Apesar de o réu não o ter alegado expressamente, o acto de resolução do contrato, constante de despacho por si emitido, parece invocar razões de interesse público, nomeadamente as difíceis condições económico-financeiras em que Portugal se encontra. O interesse público, «há-de, em primeiro lugar, tratar-se naturalmente de casos imperiosos, seja pela dimensão dos eventos, seja pela importância do interesse público envolvido, não podendo servir como tal nem o comportamento do contratante particular, nem as desvantagens económicas (para a Administração) do contrato». (Pedro Gonçalves, O Contrato Administrativo, 2003, p. 133). Parece-nos, deste modo, necessário analisar de que forma estas circunstâncias interferiram para a modificação do interesse público relevante¸ i.e., as necessidades da colectividade.
 Aquando da celebração do contrato, a conjuntura económica do país não obrigava a preterir as políticas de defesa nacional para a consolidação das contas públicas. Actualmente, dadas as exigentes restrições orçamentais, impostas pelo Memorando de Entendimento, haveria que reconsiderar a preponderância de tais interesses. De facto, a necessidade de assegurar a defesa nacional, enquanto imperativo constitucional, estará sempre condicionada às efectivas possibilidades económicas de um país, devendo ceder perante a impossibilidade de manutenção económica. Cabe ao Ministro da Defesa explicitar quais os fundamentos (a verdadeira situação de facto, a nível económico e financeiro, devidamente comprovada) que exigem a preponderância da manutenção de uma condição financeira sustentável face à garantia de meios de defesa nacional, sem os quais não se pode concluir pelo preenchimento do pressuposto de interesse público em causa.

IX. Em suma:
- Não poderia haver lugar a resolução com fundamento em incumprimento contratual já que não se provou o incumprimento definitivo (vide ponto VI);
- não se poderia ter adoptado a resolução com base em alteração das circunstâncias, já que esta, a existir uma situação anormal e imprevisível, não afectou o equilíbrio do contrato (vide ponto VII);
- por fim, no que concerne à possibilidade de resolução unilateral por razões interesse público, não entende o Ministério Público que os fundamentos desta estejam preenchidos, já que, quer quanto à fundamentação, quer quanto à efectiva situação de interesse público relevante, o réu não alegou os factos que as provam (vide ponto VIII).

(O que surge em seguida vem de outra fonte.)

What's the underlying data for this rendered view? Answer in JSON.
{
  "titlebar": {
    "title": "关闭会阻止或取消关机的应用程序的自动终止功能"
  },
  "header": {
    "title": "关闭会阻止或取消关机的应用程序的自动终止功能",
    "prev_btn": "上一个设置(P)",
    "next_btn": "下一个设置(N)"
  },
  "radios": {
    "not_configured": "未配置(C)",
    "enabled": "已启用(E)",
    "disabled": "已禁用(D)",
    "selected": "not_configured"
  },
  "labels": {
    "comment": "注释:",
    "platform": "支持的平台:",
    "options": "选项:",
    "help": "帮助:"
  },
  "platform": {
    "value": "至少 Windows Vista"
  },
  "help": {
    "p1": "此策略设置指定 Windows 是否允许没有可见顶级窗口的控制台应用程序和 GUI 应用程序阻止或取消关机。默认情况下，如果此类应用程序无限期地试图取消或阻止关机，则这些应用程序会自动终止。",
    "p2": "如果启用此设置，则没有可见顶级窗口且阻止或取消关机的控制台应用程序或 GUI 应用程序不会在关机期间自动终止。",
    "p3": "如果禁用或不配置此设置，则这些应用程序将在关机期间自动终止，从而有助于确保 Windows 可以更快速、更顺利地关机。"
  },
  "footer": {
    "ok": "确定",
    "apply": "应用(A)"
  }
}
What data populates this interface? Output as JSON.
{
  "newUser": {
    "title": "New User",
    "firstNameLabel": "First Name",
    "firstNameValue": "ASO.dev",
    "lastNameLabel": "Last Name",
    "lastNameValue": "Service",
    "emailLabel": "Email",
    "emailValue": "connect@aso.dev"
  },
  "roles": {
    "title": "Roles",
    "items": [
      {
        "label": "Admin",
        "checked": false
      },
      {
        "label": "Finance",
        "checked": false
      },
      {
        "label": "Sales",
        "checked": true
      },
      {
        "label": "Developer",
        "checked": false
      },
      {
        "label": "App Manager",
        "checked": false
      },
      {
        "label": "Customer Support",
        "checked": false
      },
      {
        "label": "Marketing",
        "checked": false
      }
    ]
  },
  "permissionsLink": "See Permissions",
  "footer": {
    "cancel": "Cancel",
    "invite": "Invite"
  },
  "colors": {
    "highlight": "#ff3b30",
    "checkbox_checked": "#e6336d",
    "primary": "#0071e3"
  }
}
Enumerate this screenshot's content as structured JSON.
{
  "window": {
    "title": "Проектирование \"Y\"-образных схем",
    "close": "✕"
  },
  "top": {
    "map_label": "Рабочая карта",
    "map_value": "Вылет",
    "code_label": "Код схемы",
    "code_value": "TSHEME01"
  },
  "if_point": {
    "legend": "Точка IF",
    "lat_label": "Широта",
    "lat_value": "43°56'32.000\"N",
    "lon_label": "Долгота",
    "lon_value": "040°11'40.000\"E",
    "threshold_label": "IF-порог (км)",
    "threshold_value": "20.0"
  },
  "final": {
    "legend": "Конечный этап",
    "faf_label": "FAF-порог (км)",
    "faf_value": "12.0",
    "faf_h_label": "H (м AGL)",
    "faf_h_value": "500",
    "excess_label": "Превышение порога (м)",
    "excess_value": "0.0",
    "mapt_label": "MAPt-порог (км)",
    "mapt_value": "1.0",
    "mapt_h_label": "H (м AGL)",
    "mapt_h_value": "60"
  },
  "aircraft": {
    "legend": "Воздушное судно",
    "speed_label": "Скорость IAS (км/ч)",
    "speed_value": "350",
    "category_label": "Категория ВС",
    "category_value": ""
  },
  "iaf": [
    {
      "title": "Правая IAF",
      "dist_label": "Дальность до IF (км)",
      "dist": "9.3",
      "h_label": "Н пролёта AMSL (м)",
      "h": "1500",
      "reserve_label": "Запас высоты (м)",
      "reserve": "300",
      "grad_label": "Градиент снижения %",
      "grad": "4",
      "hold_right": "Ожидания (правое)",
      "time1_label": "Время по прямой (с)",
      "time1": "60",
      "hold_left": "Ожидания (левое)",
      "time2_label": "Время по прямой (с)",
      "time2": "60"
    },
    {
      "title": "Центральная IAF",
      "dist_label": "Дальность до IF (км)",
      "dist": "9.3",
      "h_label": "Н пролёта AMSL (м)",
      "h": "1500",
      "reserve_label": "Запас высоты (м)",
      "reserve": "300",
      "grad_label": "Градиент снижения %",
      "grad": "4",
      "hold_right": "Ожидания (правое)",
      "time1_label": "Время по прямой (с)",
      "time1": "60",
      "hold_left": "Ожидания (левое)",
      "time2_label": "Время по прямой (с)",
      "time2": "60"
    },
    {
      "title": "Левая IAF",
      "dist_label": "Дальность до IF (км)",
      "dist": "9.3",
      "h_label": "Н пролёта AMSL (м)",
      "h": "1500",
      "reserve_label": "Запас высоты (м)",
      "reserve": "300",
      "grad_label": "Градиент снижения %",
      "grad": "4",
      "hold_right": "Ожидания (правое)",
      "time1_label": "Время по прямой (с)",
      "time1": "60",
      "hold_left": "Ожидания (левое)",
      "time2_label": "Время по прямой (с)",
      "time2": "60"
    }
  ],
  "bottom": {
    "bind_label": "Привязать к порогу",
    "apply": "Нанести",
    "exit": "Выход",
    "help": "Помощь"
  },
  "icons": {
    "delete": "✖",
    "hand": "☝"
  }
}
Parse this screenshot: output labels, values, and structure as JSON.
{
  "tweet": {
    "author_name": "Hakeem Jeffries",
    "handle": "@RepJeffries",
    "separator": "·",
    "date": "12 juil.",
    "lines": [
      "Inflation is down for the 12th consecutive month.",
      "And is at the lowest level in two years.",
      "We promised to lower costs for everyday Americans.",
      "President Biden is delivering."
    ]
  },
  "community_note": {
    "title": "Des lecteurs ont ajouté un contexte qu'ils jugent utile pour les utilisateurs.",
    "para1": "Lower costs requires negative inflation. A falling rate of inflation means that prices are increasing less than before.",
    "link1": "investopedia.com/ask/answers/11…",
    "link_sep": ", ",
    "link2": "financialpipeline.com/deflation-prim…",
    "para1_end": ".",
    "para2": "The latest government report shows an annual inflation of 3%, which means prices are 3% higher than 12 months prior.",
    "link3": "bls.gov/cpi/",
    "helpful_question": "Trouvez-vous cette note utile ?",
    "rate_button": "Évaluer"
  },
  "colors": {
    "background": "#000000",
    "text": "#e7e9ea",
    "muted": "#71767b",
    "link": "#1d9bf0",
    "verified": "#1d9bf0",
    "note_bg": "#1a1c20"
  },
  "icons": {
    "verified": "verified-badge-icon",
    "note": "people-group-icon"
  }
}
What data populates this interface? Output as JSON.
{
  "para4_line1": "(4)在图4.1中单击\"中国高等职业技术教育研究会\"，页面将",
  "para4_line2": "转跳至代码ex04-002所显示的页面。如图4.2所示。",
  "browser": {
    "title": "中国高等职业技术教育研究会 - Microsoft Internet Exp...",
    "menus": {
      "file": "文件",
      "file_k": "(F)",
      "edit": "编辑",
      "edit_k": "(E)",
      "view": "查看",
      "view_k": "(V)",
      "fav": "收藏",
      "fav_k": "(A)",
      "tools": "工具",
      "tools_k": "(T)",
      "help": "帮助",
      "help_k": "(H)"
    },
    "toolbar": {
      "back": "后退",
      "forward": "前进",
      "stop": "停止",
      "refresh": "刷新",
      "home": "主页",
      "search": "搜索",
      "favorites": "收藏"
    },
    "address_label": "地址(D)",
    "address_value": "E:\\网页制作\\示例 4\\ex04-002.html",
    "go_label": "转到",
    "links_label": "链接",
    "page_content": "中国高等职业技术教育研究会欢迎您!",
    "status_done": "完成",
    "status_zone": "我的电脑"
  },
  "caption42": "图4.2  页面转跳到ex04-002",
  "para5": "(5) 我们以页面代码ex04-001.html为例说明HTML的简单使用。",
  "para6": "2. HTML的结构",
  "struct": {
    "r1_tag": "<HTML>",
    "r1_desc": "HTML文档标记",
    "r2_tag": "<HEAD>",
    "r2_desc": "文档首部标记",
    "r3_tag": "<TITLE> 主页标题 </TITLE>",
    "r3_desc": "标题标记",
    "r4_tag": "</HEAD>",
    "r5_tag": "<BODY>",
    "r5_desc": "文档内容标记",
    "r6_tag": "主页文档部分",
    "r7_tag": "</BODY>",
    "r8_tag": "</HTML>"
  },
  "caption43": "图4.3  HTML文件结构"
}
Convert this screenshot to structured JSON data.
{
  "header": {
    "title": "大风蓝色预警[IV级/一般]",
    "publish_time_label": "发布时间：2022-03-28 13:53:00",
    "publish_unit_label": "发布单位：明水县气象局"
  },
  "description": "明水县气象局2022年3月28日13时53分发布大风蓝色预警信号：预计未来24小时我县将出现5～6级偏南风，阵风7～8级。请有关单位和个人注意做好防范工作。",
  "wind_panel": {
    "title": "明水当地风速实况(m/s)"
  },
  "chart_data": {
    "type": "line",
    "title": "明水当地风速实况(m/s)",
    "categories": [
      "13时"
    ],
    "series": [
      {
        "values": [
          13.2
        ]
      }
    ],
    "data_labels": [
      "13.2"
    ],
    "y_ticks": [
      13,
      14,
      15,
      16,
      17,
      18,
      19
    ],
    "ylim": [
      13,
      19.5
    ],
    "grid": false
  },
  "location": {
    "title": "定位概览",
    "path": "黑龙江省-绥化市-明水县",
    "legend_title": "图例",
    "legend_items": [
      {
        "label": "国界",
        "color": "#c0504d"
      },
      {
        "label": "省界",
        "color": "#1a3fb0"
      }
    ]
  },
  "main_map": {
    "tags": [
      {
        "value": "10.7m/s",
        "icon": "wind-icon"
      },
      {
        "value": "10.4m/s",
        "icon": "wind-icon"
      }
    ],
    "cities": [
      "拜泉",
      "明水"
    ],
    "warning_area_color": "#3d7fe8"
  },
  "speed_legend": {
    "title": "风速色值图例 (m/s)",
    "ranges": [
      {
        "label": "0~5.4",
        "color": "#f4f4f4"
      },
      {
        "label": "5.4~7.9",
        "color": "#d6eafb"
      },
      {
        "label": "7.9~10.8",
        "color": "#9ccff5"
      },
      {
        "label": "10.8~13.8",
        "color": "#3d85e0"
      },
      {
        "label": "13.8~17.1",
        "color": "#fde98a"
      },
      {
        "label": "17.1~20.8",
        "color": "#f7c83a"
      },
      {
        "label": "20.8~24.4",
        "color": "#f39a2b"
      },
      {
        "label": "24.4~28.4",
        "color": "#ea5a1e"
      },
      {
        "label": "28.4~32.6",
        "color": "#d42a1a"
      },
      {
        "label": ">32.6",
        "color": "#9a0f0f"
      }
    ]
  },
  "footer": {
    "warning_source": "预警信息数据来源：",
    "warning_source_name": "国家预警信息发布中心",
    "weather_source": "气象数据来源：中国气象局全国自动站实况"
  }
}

Tendo em conta o acima exposto, considera o Ministério Público que a acção especial de impugnação do acto administrativo, i.e., da resolução, deve ser declarada procedente. Decorrerá dessa procedência, o restabelecimento da situação existente no período anterior à emissão do acto de resolução e a condenação do réu no pagamento da respectiva indemnização, caso se provem todos os factos constitutivos do direito à indemnização.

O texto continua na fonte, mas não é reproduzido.